We are in the day and age where social media is being widely recognized in the court as a form of evidence. Whether it is your Facebook profile, your LinkedIn profile, text messages, your pictures and sometimes, even your online dating profile chats!

When separating from your spouse, it is important to properly manage your online activity and be aware that once you post or send something, it is as if you will never get it back. In most cases, that is true. Some spouses are waiting for you to slip up and some even have family members/friends monitoring your activity or attempting to catch you at any point.

Your social media activity can exhibit a lot about you that you do not want to be revealed in your family law matter. It can be used to portray you as a parent, as a faithful or unfaithful spouse, hiding assets or wealth, your travels, your access with your children, and much more. Here are some tips to ensure you are more conscious about how to manage your social media after a separation.

1. Review your friend/followers list regularly –You never know who has eyes on you and is screenshotting your activity to distribute.

2. Do not post anything negative about your spouse –Seriously! I mean it. Your spouse and their lawyer are combing through your profile waiting for posts like this to use against you.

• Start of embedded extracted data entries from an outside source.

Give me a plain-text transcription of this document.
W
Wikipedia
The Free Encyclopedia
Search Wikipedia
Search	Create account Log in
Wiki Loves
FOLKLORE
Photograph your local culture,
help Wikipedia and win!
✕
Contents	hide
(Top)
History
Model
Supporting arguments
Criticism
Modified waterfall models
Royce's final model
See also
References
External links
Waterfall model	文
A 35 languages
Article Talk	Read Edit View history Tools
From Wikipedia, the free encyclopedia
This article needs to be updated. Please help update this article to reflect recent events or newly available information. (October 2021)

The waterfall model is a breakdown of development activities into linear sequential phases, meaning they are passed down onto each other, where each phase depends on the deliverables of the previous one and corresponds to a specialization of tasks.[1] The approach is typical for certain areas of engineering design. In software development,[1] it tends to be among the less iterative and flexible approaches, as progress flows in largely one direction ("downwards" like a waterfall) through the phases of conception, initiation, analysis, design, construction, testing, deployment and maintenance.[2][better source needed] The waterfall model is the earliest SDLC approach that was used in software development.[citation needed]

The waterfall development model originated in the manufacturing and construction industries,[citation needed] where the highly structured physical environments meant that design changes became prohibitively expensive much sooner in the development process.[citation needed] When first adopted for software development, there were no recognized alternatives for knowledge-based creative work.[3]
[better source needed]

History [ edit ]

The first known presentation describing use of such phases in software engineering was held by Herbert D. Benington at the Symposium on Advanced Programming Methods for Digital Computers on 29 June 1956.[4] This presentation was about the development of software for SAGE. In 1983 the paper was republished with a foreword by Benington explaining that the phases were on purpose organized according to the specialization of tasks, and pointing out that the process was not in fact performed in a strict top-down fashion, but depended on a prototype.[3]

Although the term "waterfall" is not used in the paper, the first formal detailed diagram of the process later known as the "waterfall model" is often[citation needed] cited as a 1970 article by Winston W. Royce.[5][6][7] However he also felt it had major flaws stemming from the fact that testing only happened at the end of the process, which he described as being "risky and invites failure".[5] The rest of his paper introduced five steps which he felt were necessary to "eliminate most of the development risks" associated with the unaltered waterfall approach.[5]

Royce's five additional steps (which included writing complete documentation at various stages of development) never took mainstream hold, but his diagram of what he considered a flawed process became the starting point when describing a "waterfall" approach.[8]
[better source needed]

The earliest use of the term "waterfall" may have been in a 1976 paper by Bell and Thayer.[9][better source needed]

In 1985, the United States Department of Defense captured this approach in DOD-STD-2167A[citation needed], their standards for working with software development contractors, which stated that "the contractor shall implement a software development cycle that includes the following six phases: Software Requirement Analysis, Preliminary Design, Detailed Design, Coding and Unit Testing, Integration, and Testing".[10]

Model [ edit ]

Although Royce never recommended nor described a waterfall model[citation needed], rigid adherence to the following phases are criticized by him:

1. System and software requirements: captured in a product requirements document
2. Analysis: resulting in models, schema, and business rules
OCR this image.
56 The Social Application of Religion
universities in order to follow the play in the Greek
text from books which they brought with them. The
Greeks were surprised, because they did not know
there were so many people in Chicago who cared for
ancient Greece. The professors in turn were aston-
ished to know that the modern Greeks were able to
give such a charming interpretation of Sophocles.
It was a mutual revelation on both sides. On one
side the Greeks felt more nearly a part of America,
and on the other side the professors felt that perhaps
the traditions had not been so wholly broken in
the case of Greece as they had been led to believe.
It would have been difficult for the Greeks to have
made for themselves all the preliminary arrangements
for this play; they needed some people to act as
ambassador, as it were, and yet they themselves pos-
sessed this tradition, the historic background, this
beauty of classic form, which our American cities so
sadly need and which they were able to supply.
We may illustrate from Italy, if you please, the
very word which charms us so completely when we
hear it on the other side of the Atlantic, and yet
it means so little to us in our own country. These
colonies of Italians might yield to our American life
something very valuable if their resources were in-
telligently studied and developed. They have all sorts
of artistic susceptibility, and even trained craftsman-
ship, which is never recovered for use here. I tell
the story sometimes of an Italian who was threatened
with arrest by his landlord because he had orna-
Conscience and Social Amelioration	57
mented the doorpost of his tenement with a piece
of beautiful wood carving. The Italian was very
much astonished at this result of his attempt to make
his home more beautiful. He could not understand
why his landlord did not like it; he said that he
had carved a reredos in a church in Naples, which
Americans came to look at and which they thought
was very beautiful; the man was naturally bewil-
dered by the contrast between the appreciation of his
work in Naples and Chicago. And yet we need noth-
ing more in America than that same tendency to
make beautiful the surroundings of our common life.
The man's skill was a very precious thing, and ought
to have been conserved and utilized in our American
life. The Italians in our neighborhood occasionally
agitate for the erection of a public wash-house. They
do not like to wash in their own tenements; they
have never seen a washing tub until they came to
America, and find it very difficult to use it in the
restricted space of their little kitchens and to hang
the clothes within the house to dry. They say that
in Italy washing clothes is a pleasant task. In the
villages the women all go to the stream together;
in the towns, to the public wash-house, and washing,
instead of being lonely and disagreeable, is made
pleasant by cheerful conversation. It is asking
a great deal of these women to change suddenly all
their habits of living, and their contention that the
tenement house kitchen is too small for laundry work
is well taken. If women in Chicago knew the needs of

3. Do not post about your family law matter – As if I need to explain this. Your family law matter is private, between you and your spouse and the ones you trust and rely on for support. Be classy, keep it that way and help mitigate any high conflict scenarios by not posting about it publicly.

4. Think twice before posting about your lavish lifestyle –Are you attempting to claim that you live a simple lifestyle but yet have a luxurious online presence? Your travels, your night outs, your partying, your cars, handbags etc. Be careful, because this can sometimes be used against you.

5. Just in general, think twice about posting. Period. –Before you post, ask yourself who your audience is. Do you have privacy settings? Can this be used against me? It could be as innocent as posting about a new job offer or a promotion. If you do, make sure you update your lawyer about it and update your family law file because it is important to disclose such information.

Remember, nothing is private. Even if you have strict privacy settings, once the information is out there, sometimes it’s too late. It is best to stay off of social media until after everything is resolved if you can.